Adding the time factor in doesn’t really help here though, because if the entire network is conspiring to fill your disk, they can just create too many new utxos in each block and hit pretty high numbers before any time factor comes into play. So perhaps that also argues in favour of simplicity…

One thing maybe worth worrying about is if low-value utxos are used briefly as part of L2 systems (eg John Law’s systems, perhaps some of the Ark designs); being able to create a dust utxo then spend it quickly without having an extra layer of complexity thrust upon you is probably nice, and also fairly benign as far as everyone else is concerned.

Perhaps that just means that you should move things to the accumulator if it’s below 4000 sats and older than 1008 blocks, or similar though.

In the worst case, over ~1000 blocks, I think you could create somewhere around either 10M utxos (normal-ish transactions), 30M utxos (as many outputs as possible), or 100M utxos (dummy utxos that are either unspendable or anyone-can-spend, and probably use up less space individually in the utxo set), using up between 700MB to 7GB on disk.

I guess you could probably also do something like “for the first 1000 blocks (1 week), you just need a txid/vout; after that, for the next 100,000 blocks (2 years), you need the txid/vout/block-hash/position-within-block to spend; and after that, you need to maintain/reconstruct a utreexo-style proof as well” could work.
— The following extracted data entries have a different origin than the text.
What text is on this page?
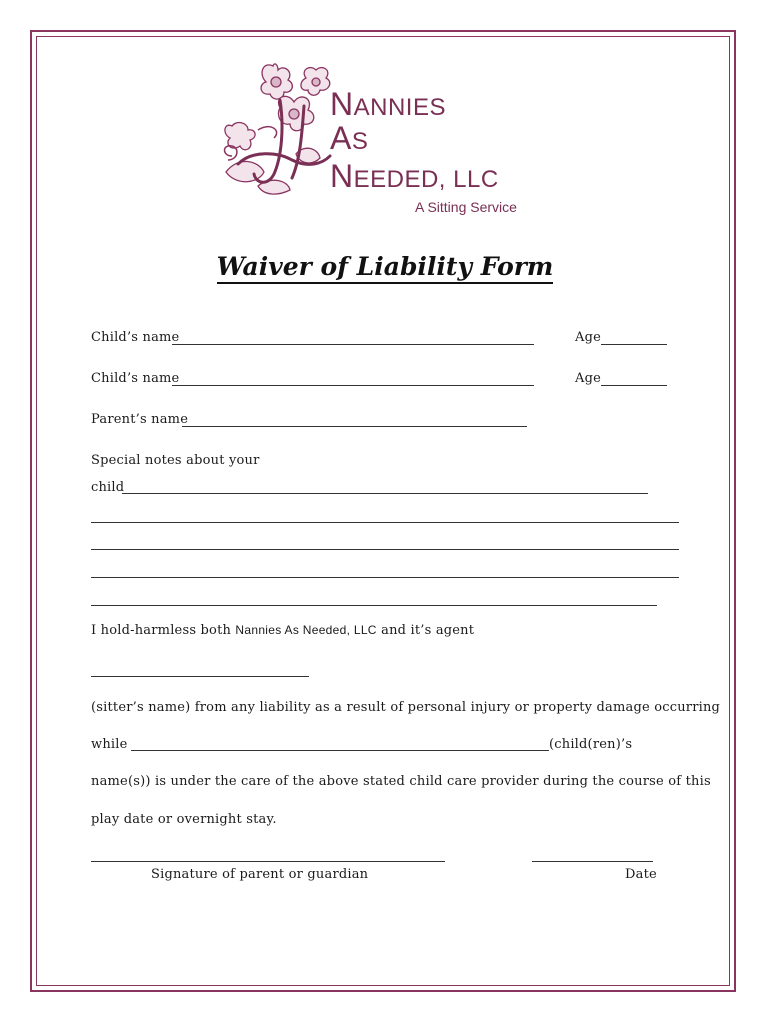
NANNIES
AS
NEEDED, LLC
A Sitting Service
Waiver of Liability Form
Child’s name	Age
Child’s name	Age
Parent’s name
Special notes about your
child
I hold-harmless both Nannies As Needed, LLC and it’s agent
(sitter’s name) from any liability as a result of personal injury or property damage occurring
while	(child(ren)’s
name(s)) is under the care of the above stated child care provider during the course of this
play date or overnight stay.
Signature of parent or guardian	Date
Honestly I think it would be the reverse – if the UTXO set could grow without placing a burden on nodes, there’s no longer the same argument for preventing dust outputs, so probably not really a reason to reject them from mining/relay, which in turn would invite them to be used more frequently in L2 designs (“this output’s available if we need it, for unusual paths when participants disappear or try to cheat or something else weird happens, but normally we’ll just ignore it and let it expire into the accumulator forever”), creating significantly more of them.